Paying a language model to be a for-loop.
Inline drifts. Full fan-out goes blind. The shape is a per-step decision.
Loading everything up front performs worse than loading nothing.
Long sessions summarize themselves. Summaries round. Downstream builds on the rounding.
A lesson you can’t find is a lesson you re-learn. Even the system you built to prevent this.
A second pass from the same model is polish, not verification.
A declared capability nothing verifies is a lie waiting to ship.
A gate built ahead of need rots into theater — and its presence implies false coverage.
After writing this post, I got curious whether anyone else was cataloguing these failures, so I went looking. I had no prior familiarity with this research, but two maps stood out.
Fourteen multi-agent failure modes, derived from 1,600+ annotated execution traces. arXiv March 2025; published at NeurIPS, December 2025.
Failure modes of agentic systems under attack, from the Microsoft AI Red Team. Whitepaper April 2025; updated June 4, 2026.

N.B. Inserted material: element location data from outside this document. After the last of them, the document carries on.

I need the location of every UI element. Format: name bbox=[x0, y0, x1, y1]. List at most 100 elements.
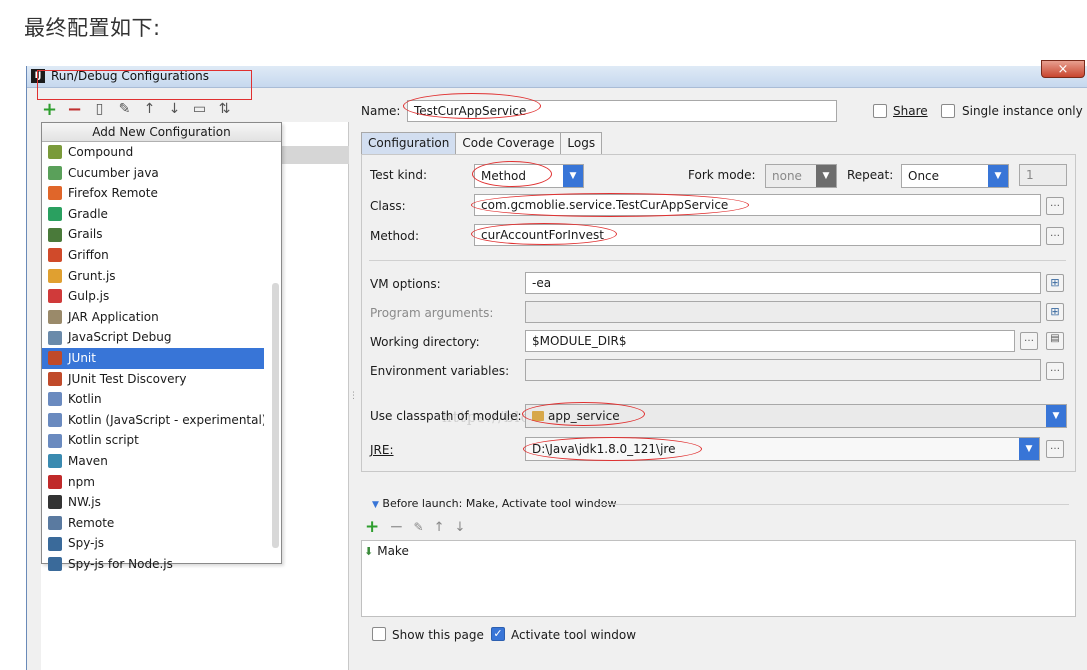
move-task-up-icon[interactable]: ↑ bbox=[434, 520, 445, 535]
collapse-triangle-icon[interactable]: ▼ bbox=[372, 500, 379, 510]
pane-splitter[interactable]: ⋮ bbox=[349, 391, 358, 401]
popup-item[interactable]: Compound bbox=[42, 142, 264, 163]
compound-icon bbox=[48, 145, 62, 160]
window-titlebar: IJ Run/Debug Configurations × bbox=[27, 60, 1087, 88]
popup-scrollbar[interactable] bbox=[272, 283, 279, 548]
popup-item[interactable]: Grails bbox=[42, 224, 264, 245]
config-toolbar: + − ▯ ✎ ↑ ↓ ▭ ⇅ bbox=[41, 99, 233, 120]
chevron-down-icon: ▼ bbox=[1019, 438, 1039, 460]
kotlin-icon bbox=[48, 392, 62, 407]
method-input[interactable]: curAccountForInvest bbox=[474, 224, 1041, 246]
test-kind-value: Method bbox=[481, 169, 527, 183]
before-launch-item[interactable]: ⬇ Make bbox=[364, 544, 409, 558]
share-label: Share bbox=[893, 104, 928, 118]
popup-item[interactable]: Grunt.js bbox=[42, 266, 264, 287]
repeat-select[interactable]: Once ▼ bbox=[901, 164, 1009, 188]
wrench-icon[interactable]: ✎ bbox=[116, 101, 133, 118]
tab-configuration[interactable]: Configuration bbox=[361, 132, 457, 154]
popup-item-label: Cucumber java bbox=[68, 165, 159, 180]
move-task-down-icon[interactable]: ↓ bbox=[454, 520, 465, 535]
chevron-down-icon: ▼ bbox=[1046, 405, 1066, 427]
popup-item[interactable]: Remote bbox=[42, 513, 264, 534]
remote-icon bbox=[48, 515, 62, 530]
popup-item-label: JavaScript Debug bbox=[68, 330, 172, 345]
popup-item-label: JAR Application bbox=[68, 309, 159, 324]
jre-select[interactable]: D:\Java\jdk1.8.0_121\jre ▼ bbox=[525, 437, 1040, 461]
remove-task-icon[interactable]: − bbox=[389, 517, 403, 537]
working-dir-browse-button[interactable]: … bbox=[1020, 332, 1038, 350]
vm-options-input[interactable]: -ea bbox=[525, 272, 1041, 294]
sort-icon[interactable]: ⇅ bbox=[216, 101, 233, 118]
popup-item-label: Gulp.js bbox=[68, 289, 110, 304]
add-icon[interactable]: + bbox=[41, 99, 58, 120]
popup-item[interactable]: Kotlin (JavaScript - experimental) bbox=[42, 410, 264, 431]
jre-browse-button[interactable]: … bbox=[1046, 440, 1064, 458]
tab-logs[interactable]: Logs bbox=[560, 132, 603, 154]
show-page-checkbox[interactable] bbox=[372, 627, 386, 641]
kotlin-script-icon bbox=[48, 433, 62, 448]
popup-item[interactable]: NW.js bbox=[42, 492, 264, 513]
popup-item[interactable]: Kotlin script bbox=[42, 430, 264, 451]
popup-item[interactable]: Cucumber java bbox=[42, 163, 264, 184]
popup-item[interactable]: Maven bbox=[42, 451, 264, 472]
popup-item[interactable]: Kotlin bbox=[42, 389, 264, 410]
class-browse-button[interactable]: … bbox=[1046, 197, 1064, 215]
popup-item[interactable]: Griffon bbox=[42, 245, 264, 266]
close-button[interactable]: × bbox=[1041, 60, 1085, 78]
popup-item-label: Spy-js bbox=[68, 536, 105, 551]
add-task-icon[interactable]: + bbox=[365, 517, 379, 537]
env-vars-browse-button[interactable]: … bbox=[1046, 362, 1064, 380]
tab-code-coverage[interactable]: Code Coverage bbox=[455, 132, 562, 154]
nwjs-icon bbox=[48, 495, 62, 510]
popup-item-label: Spy-js for Node.js bbox=[68, 556, 173, 571]
class-input[interactable]: com.gcmoblie.service.TestCurAppService bbox=[474, 194, 1041, 216]
tree-selected-row[interactable] bbox=[281, 146, 349, 164]
remove-icon[interactable]: − bbox=[66, 99, 83, 120]
popup-item[interactable]: JAR Application bbox=[42, 307, 264, 328]
jre-value: D:\Java\jdk1.8.0_121\jre bbox=[532, 442, 676, 456]
jre-label: JRE: bbox=[370, 443, 394, 457]
popup-item[interactable]: JUnit Test Discovery bbox=[42, 369, 264, 390]
popup-item-label: Kotlin script bbox=[68, 433, 139, 448]
copy-icon[interactable]: ▯ bbox=[91, 101, 108, 118]
popup-item[interactable]: Spy-js bbox=[42, 533, 264, 554]
working-dir-macro-icon[interactable]: ▤ bbox=[1046, 332, 1064, 350]
fork-mode-select[interactable]: none ▼ bbox=[765, 164, 837, 188]
activate-tool-checkbox[interactable]: ✓ bbox=[491, 627, 505, 641]
popup-item-label: Firefox Remote bbox=[68, 186, 158, 201]
popup-item[interactable]: JavaScript Debug bbox=[42, 327, 264, 348]
popup-item[interactable]: Spy-js for Node.js bbox=[42, 554, 264, 575]
vm-options-expand-icon[interactable]: ⊞ bbox=[1046, 274, 1064, 292]
popup-item[interactable]: npm bbox=[42, 472, 264, 493]
popup-item-label: Maven bbox=[68, 453, 108, 468]
program-args-input[interactable] bbox=[525, 301, 1041, 323]
popup-list: Compound Cucumber java Firefox Remote Gradl… bbox=[42, 142, 281, 574]
grunt-icon bbox=[48, 268, 62, 283]
popup-item[interactable]: Gulp.js bbox=[42, 286, 264, 307]
popup-item[interactable]: JUnit bbox=[42, 347, 264, 369]
move-up-icon[interactable]: ↑ bbox=[141, 101, 158, 118]
test-kind-select[interactable]: Method ▼ bbox=[474, 164, 584, 188]
share-checkbox[interactable] bbox=[873, 104, 887, 118]
folder-icon[interactable]: ▭ bbox=[191, 101, 208, 118]
single-instance-checkbox[interactable] bbox=[941, 104, 955, 118]
test-kind-label: Test kind: bbox=[370, 168, 427, 182]
section-divider bbox=[369, 260, 1066, 261]
popup-item-label: Compound bbox=[68, 145, 134, 159]
firefox-icon bbox=[48, 186, 62, 201]
env-vars-input[interactable] bbox=[525, 359, 1041, 381]
repeat-count-input[interactable]: 1 bbox=[1019, 164, 1067, 186]
popup-item[interactable]: Gradle bbox=[42, 204, 264, 225]
working-dir-input[interactable]: $MODULE_DIR$ bbox=[525, 330, 1015, 352]
make-icon: ⬇ bbox=[364, 544, 374, 558]
classpath-module-select[interactable]: app_service ▼ bbox=[525, 404, 1067, 428]
popup-item[interactable]: Firefox Remote bbox=[42, 183, 264, 204]
gradle-icon bbox=[48, 207, 62, 222]
method-browse-button[interactable]: … bbox=[1046, 227, 1064, 245]
program-args-expand-icon[interactable]: ⊞ bbox=[1046, 303, 1064, 321]
name-input[interactable]: TestCurAppService bbox=[407, 100, 837, 122]
move-down-icon[interactable]: ↓ bbox=[166, 101, 183, 118]
popup-item-label: JUnit Test Discovery bbox=[68, 371, 187, 386]
edit-task-icon[interactable]: ✎ bbox=[414, 520, 424, 534]
grails-icon bbox=[48, 227, 62, 242]
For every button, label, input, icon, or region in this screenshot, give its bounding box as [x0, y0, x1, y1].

A few of the modes above I haven’t found on either map — the evidence-surface fork (B5), the corrupting join (B6), the correct number that reads false (B7). Not because they’re exotic: Berkeley measures benchmarks, Microsoft measures attack surfaces, and this catalog measures output that has to be right in front of a paying customer. It isn’t the exhaustive map either. It’s the map of where I’ve actually been.